(Artwork by William Hennessy)

On Monday, the U.S. Supreme Court heard oral argument in the Purdue Pharma bankruptcy appeal and, as a result, we might be approaching a mid-2024 “finish line” for an issue that some bankruptcy practitioners, professors, and judges are on the edge of their seats about: Do bankruptcy courts have authority under the Bankruptcy Code to approve non-consensual third-party releases, such as the release that the Sacklers are proposing to pay $6 billion for?

Of course, it’s not just a bankruptcy issue. Indeed, there is an inconceivable number of claims pending against Purdue Pharma (who is in bankruptcy) and the Sackler family (whose members are not in bankruptcy) from the opioid epidemic. Depending on one’s view or standing in the case, the proposed release is essential to a meaningful recovery or it’s unconscionable and legally improper.

This SCOTUSblog.com article correction illustrates that the outstanding claims are approaching, if not in excess of, the total amount of available worldwide currency!

Correction (Dec. 5 at 7:43 a.m.): An earlier version of this article incorrectly reported that there are $40 billion in lawsuits against Purdue and the Sacklers. The number is $40 trillion.

I’d be exaggerating if I claimed to have covered this appeal closely from the start. In fact, it took Lisa Geary to remind me yesterday that the Court heard oral argument four days ago. Lisa is a brilliant appellate lawyer by way of New York who is now in my original home state of Arkansas, and who I have the honor of working with on a pending Second Circuit appeal. (I also mention Lisa to show that the Purdue issues—the procedural and substantive issues as well as the public policy issues and issues of national-level appellate tradecraft—have captured the attention of bankruptcy- and non-bankruptcy lawyers alike.)

And so while I regret not following the appeal as closely as I would have liked to follow it, I’ve at least tried to stay on top of its important milestones: the District Court’s rejection of the proposed Sackler release (here) and the Second Circuit’s affirmance of that release (here).

Following that approach, here are some useful links if you want to dig deeper into the Supreme Court proceeding and Monday’s oral argument:

I listened to the argument in the car, to and from work.

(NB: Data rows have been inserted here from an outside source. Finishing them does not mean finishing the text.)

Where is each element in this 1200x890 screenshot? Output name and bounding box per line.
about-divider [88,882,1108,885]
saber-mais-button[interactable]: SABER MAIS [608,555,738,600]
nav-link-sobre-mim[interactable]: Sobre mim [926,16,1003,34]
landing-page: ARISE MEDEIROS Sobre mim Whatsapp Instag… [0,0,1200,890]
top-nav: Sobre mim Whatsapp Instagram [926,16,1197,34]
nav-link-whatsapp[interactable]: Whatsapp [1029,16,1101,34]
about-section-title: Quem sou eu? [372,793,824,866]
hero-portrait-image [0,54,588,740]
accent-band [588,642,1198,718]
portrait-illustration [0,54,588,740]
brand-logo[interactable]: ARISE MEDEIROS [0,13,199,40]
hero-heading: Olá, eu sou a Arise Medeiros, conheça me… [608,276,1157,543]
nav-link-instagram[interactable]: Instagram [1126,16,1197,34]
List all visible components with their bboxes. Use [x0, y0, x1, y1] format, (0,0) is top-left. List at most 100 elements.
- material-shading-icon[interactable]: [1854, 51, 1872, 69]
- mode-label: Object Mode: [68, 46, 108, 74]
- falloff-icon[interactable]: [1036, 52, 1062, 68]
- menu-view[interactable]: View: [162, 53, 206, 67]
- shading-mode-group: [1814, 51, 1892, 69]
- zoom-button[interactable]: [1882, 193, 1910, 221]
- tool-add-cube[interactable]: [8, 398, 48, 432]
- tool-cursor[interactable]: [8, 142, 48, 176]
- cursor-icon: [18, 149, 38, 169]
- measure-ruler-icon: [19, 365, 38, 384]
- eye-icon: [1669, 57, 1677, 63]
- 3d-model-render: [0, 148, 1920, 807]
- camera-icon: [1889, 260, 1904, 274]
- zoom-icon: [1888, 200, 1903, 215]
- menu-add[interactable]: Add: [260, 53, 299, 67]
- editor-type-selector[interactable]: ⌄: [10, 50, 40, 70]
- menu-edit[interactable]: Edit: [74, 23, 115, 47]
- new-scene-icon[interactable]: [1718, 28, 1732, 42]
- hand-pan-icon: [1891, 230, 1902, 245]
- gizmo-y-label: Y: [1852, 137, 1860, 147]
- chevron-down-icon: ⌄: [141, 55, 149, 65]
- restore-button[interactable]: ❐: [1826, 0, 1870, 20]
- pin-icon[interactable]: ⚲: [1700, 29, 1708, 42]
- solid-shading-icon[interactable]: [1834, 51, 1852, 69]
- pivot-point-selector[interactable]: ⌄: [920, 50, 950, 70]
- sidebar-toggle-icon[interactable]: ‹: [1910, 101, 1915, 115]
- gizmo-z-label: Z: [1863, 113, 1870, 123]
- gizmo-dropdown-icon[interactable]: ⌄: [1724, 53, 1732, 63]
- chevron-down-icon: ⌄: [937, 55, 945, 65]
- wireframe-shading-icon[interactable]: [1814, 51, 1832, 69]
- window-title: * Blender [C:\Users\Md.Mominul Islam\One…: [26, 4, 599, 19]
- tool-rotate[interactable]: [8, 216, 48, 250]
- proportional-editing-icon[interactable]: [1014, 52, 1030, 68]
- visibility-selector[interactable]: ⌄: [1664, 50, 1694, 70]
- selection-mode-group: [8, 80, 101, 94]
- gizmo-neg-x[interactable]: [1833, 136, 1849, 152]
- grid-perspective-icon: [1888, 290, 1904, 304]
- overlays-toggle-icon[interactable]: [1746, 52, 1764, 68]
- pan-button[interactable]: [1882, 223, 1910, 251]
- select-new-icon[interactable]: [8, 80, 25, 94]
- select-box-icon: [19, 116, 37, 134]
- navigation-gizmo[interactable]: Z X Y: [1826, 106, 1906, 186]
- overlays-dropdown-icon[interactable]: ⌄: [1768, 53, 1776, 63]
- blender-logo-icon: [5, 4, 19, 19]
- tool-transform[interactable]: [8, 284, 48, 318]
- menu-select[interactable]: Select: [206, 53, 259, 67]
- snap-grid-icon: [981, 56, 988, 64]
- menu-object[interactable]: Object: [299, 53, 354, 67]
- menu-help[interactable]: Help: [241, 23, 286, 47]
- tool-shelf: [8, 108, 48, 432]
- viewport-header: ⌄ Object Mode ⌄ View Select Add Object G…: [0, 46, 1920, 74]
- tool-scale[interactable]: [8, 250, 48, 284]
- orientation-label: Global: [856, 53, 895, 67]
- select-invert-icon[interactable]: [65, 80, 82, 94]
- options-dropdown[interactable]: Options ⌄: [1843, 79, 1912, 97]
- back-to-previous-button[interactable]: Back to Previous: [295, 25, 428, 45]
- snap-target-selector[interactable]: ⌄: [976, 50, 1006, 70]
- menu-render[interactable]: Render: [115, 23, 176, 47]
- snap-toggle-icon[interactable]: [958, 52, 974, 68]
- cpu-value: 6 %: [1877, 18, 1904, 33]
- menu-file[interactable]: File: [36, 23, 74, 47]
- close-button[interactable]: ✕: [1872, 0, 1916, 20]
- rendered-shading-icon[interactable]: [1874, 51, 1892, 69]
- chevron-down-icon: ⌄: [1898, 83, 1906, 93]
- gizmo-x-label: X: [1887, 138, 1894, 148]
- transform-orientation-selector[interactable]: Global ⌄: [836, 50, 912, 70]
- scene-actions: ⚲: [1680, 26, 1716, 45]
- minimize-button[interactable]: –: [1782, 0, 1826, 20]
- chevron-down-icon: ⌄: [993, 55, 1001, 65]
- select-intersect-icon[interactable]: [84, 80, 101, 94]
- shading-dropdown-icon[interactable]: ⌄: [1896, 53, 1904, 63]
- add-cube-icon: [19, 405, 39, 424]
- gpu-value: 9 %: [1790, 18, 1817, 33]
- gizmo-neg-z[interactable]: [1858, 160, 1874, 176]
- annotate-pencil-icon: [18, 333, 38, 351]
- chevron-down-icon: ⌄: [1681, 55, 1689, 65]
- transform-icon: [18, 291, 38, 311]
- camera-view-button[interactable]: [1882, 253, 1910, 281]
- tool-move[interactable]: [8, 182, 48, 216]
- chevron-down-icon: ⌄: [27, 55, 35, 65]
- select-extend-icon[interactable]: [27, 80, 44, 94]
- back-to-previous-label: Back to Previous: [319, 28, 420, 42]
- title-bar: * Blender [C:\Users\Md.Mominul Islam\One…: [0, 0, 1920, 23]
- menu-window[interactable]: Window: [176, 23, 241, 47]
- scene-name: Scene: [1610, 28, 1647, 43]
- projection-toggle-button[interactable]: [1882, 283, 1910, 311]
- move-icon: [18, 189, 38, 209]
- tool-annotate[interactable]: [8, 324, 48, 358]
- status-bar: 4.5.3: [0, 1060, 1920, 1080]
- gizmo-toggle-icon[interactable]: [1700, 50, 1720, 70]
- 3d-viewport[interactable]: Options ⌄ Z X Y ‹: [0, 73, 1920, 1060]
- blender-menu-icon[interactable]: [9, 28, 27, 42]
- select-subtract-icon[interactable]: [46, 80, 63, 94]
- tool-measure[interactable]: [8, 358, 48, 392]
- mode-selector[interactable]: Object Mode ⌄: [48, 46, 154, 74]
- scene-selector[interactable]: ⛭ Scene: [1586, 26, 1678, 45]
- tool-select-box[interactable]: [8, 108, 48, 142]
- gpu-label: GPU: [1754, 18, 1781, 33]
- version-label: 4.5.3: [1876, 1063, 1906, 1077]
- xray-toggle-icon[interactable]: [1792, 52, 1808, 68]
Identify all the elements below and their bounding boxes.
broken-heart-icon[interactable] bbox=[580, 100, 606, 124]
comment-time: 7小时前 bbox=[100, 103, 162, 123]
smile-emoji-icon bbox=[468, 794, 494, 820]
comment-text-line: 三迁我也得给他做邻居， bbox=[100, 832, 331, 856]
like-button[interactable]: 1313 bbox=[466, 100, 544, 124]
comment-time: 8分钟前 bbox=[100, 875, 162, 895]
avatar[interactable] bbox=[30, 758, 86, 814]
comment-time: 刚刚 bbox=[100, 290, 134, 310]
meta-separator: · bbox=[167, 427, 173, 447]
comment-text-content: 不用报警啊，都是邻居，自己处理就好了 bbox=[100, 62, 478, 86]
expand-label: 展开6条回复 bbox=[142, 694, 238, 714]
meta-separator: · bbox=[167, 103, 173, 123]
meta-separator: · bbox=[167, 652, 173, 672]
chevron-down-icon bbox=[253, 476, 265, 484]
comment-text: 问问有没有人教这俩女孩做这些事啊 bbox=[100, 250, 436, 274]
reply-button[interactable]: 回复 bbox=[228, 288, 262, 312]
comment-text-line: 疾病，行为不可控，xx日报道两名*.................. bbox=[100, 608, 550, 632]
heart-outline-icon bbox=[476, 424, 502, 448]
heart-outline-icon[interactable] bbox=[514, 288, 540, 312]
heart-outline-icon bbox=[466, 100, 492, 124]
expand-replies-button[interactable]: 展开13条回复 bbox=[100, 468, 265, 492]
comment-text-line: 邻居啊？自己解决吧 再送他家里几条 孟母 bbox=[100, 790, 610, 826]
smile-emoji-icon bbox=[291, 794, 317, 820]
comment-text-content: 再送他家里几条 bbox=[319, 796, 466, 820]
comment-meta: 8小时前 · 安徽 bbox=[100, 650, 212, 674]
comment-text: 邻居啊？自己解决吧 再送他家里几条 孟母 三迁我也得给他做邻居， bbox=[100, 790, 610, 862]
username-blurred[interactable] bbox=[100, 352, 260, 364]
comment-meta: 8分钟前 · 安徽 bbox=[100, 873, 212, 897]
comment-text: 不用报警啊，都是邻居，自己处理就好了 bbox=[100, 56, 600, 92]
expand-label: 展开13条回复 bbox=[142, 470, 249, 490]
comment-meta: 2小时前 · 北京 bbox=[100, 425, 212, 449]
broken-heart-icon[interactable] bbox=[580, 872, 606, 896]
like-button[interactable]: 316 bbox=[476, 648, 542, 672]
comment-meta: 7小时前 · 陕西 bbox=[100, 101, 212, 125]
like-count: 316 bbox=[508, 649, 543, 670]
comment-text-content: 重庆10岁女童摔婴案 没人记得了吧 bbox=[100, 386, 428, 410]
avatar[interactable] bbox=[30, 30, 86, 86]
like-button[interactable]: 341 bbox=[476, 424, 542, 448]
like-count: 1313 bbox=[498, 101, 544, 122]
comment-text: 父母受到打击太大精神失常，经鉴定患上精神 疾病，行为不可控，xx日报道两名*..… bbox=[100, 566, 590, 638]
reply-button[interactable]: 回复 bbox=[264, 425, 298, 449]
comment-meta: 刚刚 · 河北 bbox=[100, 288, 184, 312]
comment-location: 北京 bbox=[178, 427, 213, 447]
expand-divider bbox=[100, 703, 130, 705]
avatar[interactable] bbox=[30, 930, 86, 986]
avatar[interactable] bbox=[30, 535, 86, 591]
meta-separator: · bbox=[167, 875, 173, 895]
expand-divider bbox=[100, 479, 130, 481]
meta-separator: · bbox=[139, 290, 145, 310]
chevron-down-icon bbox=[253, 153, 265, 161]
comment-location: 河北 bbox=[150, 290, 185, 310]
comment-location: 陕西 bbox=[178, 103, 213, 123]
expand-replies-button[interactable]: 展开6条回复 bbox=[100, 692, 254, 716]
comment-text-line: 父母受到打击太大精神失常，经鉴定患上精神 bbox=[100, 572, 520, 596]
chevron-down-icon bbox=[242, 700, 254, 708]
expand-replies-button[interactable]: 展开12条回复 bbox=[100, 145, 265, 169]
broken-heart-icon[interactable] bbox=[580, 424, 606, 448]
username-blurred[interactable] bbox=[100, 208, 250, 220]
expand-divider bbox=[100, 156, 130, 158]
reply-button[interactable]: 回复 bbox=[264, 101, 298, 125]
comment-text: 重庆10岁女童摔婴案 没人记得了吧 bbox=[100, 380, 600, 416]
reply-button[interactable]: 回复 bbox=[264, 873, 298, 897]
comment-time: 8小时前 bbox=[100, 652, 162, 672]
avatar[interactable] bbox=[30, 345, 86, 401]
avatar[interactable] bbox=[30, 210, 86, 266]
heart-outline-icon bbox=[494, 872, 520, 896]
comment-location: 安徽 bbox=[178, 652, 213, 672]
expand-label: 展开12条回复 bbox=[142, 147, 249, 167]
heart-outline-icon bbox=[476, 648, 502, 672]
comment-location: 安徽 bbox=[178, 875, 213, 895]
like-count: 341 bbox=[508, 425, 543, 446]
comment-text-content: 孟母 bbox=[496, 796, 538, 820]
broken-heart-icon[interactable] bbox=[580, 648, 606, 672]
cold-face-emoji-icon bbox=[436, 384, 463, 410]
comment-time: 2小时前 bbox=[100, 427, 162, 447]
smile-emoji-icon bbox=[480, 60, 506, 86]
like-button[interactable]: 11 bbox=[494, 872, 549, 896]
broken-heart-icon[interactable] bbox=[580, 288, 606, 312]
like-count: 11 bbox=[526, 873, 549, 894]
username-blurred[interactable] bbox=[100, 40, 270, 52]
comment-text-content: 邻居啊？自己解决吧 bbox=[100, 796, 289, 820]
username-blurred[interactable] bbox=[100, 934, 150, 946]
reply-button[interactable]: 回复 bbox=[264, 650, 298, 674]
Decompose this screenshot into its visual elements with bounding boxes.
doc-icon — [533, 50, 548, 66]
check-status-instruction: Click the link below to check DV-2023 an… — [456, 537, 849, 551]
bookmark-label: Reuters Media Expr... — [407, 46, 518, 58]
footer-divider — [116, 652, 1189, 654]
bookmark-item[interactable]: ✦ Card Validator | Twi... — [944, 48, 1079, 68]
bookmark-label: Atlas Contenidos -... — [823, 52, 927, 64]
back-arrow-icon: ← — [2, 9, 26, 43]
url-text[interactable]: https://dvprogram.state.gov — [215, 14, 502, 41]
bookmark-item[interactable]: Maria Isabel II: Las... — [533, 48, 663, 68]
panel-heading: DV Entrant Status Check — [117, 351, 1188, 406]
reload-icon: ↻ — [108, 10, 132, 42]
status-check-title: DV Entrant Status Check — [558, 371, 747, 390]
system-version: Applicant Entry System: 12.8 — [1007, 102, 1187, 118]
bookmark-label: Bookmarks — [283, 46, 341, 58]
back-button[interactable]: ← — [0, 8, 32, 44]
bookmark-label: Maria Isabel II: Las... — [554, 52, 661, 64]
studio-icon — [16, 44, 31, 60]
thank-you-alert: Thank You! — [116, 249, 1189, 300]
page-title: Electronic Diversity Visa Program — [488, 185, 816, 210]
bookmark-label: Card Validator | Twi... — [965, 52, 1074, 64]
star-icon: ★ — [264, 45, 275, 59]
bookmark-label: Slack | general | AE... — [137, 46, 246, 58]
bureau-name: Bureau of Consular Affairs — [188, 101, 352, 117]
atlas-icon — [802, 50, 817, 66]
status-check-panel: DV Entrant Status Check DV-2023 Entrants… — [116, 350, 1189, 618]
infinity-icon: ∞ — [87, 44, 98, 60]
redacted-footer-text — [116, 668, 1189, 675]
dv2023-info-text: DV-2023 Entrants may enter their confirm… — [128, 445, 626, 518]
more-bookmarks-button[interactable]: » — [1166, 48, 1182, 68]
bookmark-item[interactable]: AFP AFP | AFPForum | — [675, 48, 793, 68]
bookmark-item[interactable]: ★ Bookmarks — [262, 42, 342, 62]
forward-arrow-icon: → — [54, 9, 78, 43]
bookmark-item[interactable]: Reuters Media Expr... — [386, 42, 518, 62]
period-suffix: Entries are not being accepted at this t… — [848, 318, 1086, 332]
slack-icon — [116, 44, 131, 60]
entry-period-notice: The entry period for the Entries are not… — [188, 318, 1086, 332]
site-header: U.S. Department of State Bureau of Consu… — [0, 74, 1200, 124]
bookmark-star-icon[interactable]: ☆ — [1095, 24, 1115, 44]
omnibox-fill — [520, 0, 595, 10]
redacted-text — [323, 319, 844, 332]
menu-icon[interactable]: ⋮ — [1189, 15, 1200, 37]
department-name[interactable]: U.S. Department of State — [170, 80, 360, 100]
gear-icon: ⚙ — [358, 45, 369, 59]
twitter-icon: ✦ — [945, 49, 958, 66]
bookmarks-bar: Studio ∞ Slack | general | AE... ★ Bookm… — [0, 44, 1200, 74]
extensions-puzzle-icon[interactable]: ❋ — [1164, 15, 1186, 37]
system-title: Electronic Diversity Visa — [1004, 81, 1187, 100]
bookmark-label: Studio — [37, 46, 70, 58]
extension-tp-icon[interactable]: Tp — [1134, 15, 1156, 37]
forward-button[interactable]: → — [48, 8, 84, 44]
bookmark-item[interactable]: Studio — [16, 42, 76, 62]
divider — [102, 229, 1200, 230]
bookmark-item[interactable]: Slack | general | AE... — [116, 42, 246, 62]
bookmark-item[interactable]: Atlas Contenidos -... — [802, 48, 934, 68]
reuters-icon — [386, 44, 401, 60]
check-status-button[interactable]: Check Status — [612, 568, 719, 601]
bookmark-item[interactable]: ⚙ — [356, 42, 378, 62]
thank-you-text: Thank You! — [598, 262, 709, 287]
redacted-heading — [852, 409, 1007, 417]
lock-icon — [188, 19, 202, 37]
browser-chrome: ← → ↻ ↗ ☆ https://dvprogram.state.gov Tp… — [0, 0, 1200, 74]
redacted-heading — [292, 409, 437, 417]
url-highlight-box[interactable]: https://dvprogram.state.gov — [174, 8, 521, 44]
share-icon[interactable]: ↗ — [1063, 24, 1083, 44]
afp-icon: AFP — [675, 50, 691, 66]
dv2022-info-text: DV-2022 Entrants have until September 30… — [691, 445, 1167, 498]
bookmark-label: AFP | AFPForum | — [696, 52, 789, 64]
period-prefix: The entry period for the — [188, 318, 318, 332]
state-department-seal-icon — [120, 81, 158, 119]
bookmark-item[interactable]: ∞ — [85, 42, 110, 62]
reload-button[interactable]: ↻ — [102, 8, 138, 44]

From the questioning, the ultimate tension is between (i) can we approve this release and (ii) don’t we have to approve the relesae if the victims are going to get a meaningful recovery? And if we link it to the central Bankruptcy Code provision at issue, is the proposed Sackler release an “appropriate [Chapter 11 plan] provision” under 11 U.S.C. § 1123(b)(6) that is “not inconsistent with the applicable provisions of” the Code?

This morning, I reached out to Prof. Melissa Jacoby at UNC Law, who has followed the Purdue Pharma and other recent mass tort bankruptcy cases very closely. She was also nice enough to give Plan Proponent quotes for the District Court and Second Circuit milestones in ’21 and ’23.

And after listening to the justices go back and forth for almost two hours, I agree with Prof. Jacoby that, while the “marketplace [is] flooded with quick takes,” the “argument defied an easy conclusion.” Additionally, Prof. Jacoby suggested the following points (which I’ll leave you with and will consider when reading over the written transcript):

  • The “oral argument was all over the place in terms of legal issues and factual assumptions and focal points.” 
  • The justices’ “queries far exceeded the question presented regarding statutory authority for nonconsensual liability shields.” 
  • “Anyone who is sure about how the court is going to rule, and the breadth of the ruling, has a better crystal ball than I do.”
  • “I thought that Justice Amy Coney Barrett and Justice Brown Jackson asked the most well-informed questions in terms of the factual record, the statutory provisions at issue, and the overall dynamics.”

With a little help from friends, I’ll continue to watch this appeal as it wraps up.